3) He doesn’t have the will to win. This year will be a true test of that because there are some pieces we really should add.  (Soto and a frontline pitcher.)

Grade: C 

But if you want to know how I really feel about Hal, I refer you back to something I wrote in 2018. It pretty much sums it up.  https://johnsterling.blogspot.com/2018/12/damned-yankees.html

 

HoraceClarke66

Brilliant, Doug!

But my feeling is, just as we can’t blame Boone for what Cooperstown makes him do, we can’t blame Cashman for everything that Hal WON’T do.

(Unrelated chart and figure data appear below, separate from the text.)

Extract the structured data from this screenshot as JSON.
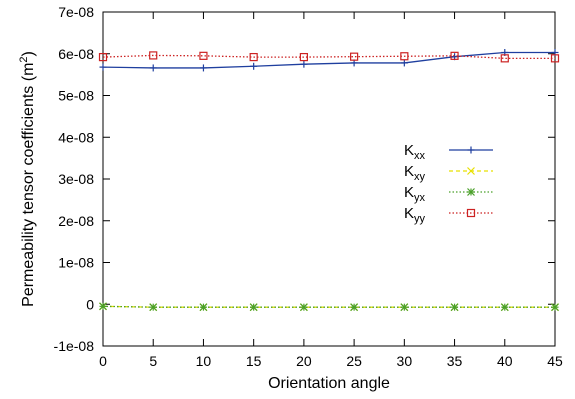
{
  "chart_data": {
    "type": "line",
    "title": "",
    "xlabel": "Orientation angle",
    "ylabel_parts": [
      "Permeability tensor coefficients (m",
      "2",
      ")"
    ],
    "xlim": [
      0,
      45
    ],
    "ylim": [
      -1e-08,
      7e-08
    ],
    "x_ticks": [
      0,
      5,
      10,
      15,
      20,
      25,
      30,
      35,
      40,
      45
    ],
    "x_tick_labels": [
      "0",
      "5",
      "10",
      "15",
      "20",
      "25",
      "30",
      "35",
      "40",
      "45"
    ],
    "y_ticks": [
      -1e-08,
      0,
      1e-08,
      2e-08,
      3e-08,
      4e-08,
      5e-08,
      6e-08,
      7e-08
    ],
    "y_tick_labels": [
      "-1e-08",
      "0",
      "1e-08",
      "2e-08",
      "3e-08",
      "4e-08",
      "5e-08",
      "6e-08",
      "7e-08"
    ],
    "grid": false,
    "legend_position": "right",
    "x": [
      0,
      5,
      10,
      15,
      20,
      25,
      30,
      35,
      40,
      45
    ],
    "series": [
      {
        "name": "Kxx",
        "label_main": "K",
        "label_sub": "xx",
        "color": "#1f3f9f",
        "marker": "plus",
        "dash": "solid",
        "values": [
          5.68e-08,
          5.66e-08,
          5.66e-08,
          5.7e-08,
          5.75e-08,
          5.78e-08,
          5.78e-08,
          5.93e-08,
          6.03e-08,
          6.03e-08
        ]
      },
      {
        "name": "Kxy",
        "label_main": "K",
        "label_sub": "xy",
        "color": "#e8e000",
        "marker": "x",
        "dash": "dashed",
        "values": [
          -5e-10,
          -7e-10,
          -7e-10,
          -7e-10,
          -7e-10,
          -7e-10,
          -7e-10,
          -7e-10,
          -7e-10,
          -7e-10
        ]
      },
      {
        "name": "Kyx",
        "label_main": "K",
        "label_sub": "yx",
        "color": "#4aa02a",
        "marker": "star",
        "dash": "dotted",
        "values": [
          -5e-10,
          -7e-10,
          -7e-10,
          -7e-10,
          -7e-10,
          -7e-10,
          -7e-10,
          -7e-10,
          -7e-10,
          -7e-10
        ]
      },
      {
        "name": "Kyy",
        "label_main": "K",
        "label_sub": "yy",
        "color": "#cc2222",
        "marker": "square",
        "dash": "dotted",
        "values": [
          5.92e-08,
          5.96e-08,
          5.95e-08,
          5.92e-08,
          5.92e-08,
          5.93e-08,
          5.94e-08,
          5.95e-08,
          5.89e-08,
          5.89e-08
        ]
      }
    ]
  }
}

Yes, the Yankees have one of the largest payrolls of the game. So why would you NOT fire the GM for losing the same way, year after year?

The reason is that HAL thinks he has found the sweet spot for making money in NYC. Contend every year, but don’t win it all. To get over the top would require (some slight) financial risk—and afterwards, everyone will just want to be paid more!

Every year, the list grows longer and longer of players who—if your New York Yankees had just acquired one of them, and no one else—would have led to multiple championships.

Justin Verlander, Max Scherzer, Chris Sale, J.T. Realmuto, Bryce Harper, Manny Machado, Carlos Correa…the beat goes on. Soto and Castillo will join that list this year.

The reason is that HAL just will not take those risks. 

Which…would be his call, if Hal Steinbrenner and his family were independent business people.

They are not. 

The ENORMOUS subsidies that the Steinbrenner family has received for half-a-century from the City of New York—including subsidies paid out when this city has been in desperate straits, and that bailed out The Family’s own abject failures in both baseball and shipbuilding—SHOULD have made us their business partners.

At the very least, Hal and folks should feel some obligation to actually try to win it all. For us.

But they don’t. 

All our largesse has got us is constantly rising prices for seats, concessions, and broadcasts—and constantly diminishing opportunities to see the Yankees, as Hal has seat after seat pulled out for more luxury boxes. Not to mention the collateral damage that was a beloved, old neighborhood park.

ENOUGH! Hal is not going to go for it all again, at such a time in the city? He ought to be ashamed.